Le denunzie dei Macroni riguardo le teorie online che accusano Brigitta di essere transgender sono risalenti. Nel 2024, un tribunale di Parigi ha multato i supposti primi diffusori della voce per un totale di 14.000 euro. Il caso ha attirato l’attenzione internazionale dopo che l’anno scorso la commentatrice statunitense Candace Owens ha amplificato le affermazioni e in seguito ha affermato che i Macron avevano ordinato il suo assassinio.
Come riportato da Renovatio 21, la Owens è stata querelata nello Stato del Delaware dai Macron, che hanno detto che ivi presenteranno «prove fotografiche» inoppugnabili. La commentatrice cattolica ha rivelato di aver ricevuto dapprima da Charlie Kirk poi da Trump stesso la richiesta di non andare avanti con la sua serie su Brigitte secondo desiderio espresso dal presidente Macron all’omologo americano durante una conversazione tra i due.
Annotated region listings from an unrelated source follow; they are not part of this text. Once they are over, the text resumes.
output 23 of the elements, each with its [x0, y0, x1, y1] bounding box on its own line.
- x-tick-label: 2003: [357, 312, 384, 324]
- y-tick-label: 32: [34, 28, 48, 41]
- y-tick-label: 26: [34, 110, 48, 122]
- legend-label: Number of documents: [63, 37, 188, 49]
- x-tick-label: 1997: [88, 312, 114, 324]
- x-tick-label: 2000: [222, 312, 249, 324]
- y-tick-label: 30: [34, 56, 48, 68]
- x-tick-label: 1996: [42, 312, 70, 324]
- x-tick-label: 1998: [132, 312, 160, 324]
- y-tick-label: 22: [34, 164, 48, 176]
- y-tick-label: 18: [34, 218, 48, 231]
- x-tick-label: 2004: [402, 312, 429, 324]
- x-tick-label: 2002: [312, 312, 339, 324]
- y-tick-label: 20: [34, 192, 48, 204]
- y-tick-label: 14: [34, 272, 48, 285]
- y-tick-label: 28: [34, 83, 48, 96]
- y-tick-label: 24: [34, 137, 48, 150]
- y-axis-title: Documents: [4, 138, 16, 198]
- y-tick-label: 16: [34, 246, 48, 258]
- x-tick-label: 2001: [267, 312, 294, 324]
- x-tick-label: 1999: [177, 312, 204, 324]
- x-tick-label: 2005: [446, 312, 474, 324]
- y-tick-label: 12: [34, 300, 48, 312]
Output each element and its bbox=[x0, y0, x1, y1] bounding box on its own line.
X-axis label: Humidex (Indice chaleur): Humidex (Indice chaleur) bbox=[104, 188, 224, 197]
Più recentemente la Owens ha dichiarato di aver ricevuto informazioni attendibili per cui vi sarebbero dei sicari pagati dai francesi pronti ad assassinarla.
In base all’ultima sentenza, tutti gli imputati, uomini e donne di età compresa tra 41 e 65 anni, hanno ricevuto pene diverse, che vanno da corsi obbligatori contro l’incitamento all’odio online a pene detentive sospese da quattro a otto mesi. Un imputato è stato condannato a sei mesi di carcere per non essersi presentato in tribunale.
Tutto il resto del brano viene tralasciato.